With all potential contract extensions, the company could be handling troop moves for nine years. The plan is to begin a phased-in approach, with HomeSafe handling domestic shipments after next summer. Transportation Command said the soonest the company will fully take over is summer 2024.

"HomeSafe is committed to providing incredible customer service and resources to our service members, civilians, and their families. Combining our HomeSafe Connect advanced digital solution and global program management expertise, we will make the relocation process smoother for our military families," Alan Thompson, the company's CEO, said in a released statement following the court ruling.

Thompson said the company plans to reward quality performance by companies in the vast moving system and will help transform the moving industry. "The organization is dedicated to providing fast, easy, efficient relocation experiences using cutting-edge technology," the company said in the release.

That will include 24-hour customer service, an electronic dashboard to track shipments, and digital inventories of all household items, it said.

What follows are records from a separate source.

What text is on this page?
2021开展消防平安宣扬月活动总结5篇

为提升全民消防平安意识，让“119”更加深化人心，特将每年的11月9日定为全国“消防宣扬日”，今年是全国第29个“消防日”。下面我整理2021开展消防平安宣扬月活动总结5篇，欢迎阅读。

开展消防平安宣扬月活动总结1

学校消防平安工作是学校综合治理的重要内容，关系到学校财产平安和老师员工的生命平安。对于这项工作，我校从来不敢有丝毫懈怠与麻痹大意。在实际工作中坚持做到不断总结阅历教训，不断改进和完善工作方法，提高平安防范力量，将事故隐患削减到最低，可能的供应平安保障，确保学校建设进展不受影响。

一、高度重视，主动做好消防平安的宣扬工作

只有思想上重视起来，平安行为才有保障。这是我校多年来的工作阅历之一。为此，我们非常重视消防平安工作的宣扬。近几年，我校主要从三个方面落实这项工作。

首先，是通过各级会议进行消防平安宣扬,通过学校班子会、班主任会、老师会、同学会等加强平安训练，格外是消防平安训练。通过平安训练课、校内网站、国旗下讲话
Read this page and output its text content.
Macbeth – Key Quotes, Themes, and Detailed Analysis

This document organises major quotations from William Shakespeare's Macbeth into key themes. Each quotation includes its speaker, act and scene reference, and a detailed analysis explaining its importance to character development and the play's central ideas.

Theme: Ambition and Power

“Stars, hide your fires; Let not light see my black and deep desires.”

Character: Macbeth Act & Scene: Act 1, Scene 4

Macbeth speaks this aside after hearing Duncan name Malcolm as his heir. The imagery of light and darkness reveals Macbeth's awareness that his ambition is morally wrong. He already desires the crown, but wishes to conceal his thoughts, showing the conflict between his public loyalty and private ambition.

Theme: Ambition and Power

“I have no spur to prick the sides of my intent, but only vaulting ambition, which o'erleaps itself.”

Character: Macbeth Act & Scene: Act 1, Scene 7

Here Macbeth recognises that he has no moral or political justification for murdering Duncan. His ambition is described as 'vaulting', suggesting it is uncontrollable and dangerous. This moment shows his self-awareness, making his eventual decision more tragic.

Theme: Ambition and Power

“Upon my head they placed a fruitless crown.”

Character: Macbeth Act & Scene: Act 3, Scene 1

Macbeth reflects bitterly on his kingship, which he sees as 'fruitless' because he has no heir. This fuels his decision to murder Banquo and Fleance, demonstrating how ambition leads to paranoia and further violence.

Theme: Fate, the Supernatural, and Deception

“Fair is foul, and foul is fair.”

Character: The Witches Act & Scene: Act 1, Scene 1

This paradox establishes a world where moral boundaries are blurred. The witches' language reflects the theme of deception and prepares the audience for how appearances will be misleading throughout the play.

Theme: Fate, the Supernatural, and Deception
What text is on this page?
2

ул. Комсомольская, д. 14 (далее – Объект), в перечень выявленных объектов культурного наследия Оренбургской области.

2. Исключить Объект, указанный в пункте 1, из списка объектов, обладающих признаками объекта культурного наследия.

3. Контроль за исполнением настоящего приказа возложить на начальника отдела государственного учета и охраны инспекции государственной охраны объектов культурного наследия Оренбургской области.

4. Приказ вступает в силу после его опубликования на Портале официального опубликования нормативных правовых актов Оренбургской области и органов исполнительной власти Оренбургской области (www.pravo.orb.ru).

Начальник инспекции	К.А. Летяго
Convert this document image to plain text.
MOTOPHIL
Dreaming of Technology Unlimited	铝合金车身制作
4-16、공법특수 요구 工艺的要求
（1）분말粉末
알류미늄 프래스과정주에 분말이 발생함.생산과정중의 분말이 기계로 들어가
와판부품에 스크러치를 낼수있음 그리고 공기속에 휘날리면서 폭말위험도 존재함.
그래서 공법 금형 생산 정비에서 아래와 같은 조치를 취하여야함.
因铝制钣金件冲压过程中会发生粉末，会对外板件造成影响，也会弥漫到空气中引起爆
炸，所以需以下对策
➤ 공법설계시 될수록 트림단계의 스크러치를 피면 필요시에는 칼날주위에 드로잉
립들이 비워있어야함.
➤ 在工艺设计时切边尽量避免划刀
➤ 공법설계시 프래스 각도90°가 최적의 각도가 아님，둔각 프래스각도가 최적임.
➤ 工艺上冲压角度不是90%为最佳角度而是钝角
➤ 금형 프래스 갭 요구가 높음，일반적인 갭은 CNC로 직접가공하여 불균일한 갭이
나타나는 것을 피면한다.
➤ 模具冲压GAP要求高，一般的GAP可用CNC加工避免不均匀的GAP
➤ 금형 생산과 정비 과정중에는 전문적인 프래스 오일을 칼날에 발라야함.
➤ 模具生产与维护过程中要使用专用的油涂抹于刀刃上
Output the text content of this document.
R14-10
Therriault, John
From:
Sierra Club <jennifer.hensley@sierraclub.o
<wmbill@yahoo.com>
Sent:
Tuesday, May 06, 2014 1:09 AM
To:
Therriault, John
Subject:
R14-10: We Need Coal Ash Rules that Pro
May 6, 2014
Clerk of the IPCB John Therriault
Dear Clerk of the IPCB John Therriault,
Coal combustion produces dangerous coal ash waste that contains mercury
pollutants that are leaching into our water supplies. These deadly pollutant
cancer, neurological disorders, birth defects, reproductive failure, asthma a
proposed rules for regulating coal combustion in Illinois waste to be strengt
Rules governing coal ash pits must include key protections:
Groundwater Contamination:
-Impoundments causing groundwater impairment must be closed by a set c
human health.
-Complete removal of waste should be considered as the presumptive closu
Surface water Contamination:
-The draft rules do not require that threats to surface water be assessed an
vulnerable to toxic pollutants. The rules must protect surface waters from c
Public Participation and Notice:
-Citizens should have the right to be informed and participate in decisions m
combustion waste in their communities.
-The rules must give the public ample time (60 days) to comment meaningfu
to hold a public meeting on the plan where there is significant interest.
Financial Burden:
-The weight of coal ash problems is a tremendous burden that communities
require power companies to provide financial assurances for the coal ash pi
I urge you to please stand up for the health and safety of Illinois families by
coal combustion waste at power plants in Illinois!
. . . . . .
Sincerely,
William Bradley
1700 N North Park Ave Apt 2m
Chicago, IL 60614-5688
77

The $20 billion contract represents about 15% of domestic personal property moving and storage -- a massive slice of the industry pie -- and was originally awarded to another company, based in New Jersey, in April 2020. But the first award set off a protracted legal battle, eventually giving HomeSafe the advantage.

Earlier this year, the Government Accountability Office, or GAO, also rejected challenges to the contract lobbed by other competing companies over what is known as the Global Household Goods contract.

"The favorable decisions from both the Government Accountability Office and the Court of Federal Claims validate the integrity of the [Global Household Goods] program and award," Brig. Gen. Joel Safranek, director of the Defense Personal Property Management Office, said in a statement. "We're excited to resume the transition toward this vital reform effort to the household goods relocation program."